In less than a decade, Dritan Rexhepi built a cocaine business that ran from the fields of Colombia to the ports of Ecuador and on to the streets of Europe, Italian and Latin American investigators said, rivaling the influence of Mexico’s powerful cartels. The Albanian’s rise from gunman in his country to transatlantic kingpin is part of a global explosion in the cocaine industry, a trade that is far bigger and more geographically diverse than at any point in history, the Washington Post reports. South America produces more than twice as much cocaine as it did a decade ago. Cultivation of coca crops in Colombia, the origin of most of the world’s cocaine, has tripled, and the amount of land used to grow the drug’s base ingredient is more than five times what it was when drug lord Pablo Escobar was killed in 1993. A record 2,757 tons of cocaine was produced worldwide in 2022, a 20 percent increase over 2021, says the United Nations Office on Drugs and Crime.

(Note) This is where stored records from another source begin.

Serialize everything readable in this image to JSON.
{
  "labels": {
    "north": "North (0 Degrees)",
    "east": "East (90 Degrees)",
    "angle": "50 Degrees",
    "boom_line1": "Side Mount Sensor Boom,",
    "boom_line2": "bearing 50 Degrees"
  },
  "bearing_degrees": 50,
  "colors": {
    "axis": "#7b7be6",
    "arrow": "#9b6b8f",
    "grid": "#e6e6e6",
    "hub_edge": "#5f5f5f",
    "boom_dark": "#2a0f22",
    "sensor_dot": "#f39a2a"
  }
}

“It’s going up and up and up,” said Thomas Pietschmann, a U.N. research officer. “A few years ago, people were saying the future is synthetic drugs. … Right now, it’s still cocaine.” For decades, cocaine consumers were primarily Americans, and interdiction was a U.S. government priority. Despite the tens of billions of dollars spent in the U.S. war on drugs in Latin America, the industry has not only grown, it has globalized, with new routes, new markets and new criminal enterprises. Nearly every Latin American mainland nation has become a major producer or mover of the drug, with Ecuador one of the most important cocaine transit points in the world. Demand is soaring in Europe, which rivals the U.S. as the world’s top cocaine destination. Cocaine seizures in E.U. countries grew fivefold between 2011 and 2021, and exceeded those in the U.S. in 2022. U.S. cocaine use has declined by 20 percent since 2006. Balkan, Italian, Turkish and Russian criminal groups have all swept into Latin America for a piece of the action. “We know there’s not only one channel for cocaine,” said Marco Martino, a senior Italian police official. "The Albanians,” he said, “are the best and the biggest.” As cocaine production was exploding, investigators said, Albanian criminal networks rode the opportunity it presented. They were critical to getting the drug to Europe and fueling consumption across the continent.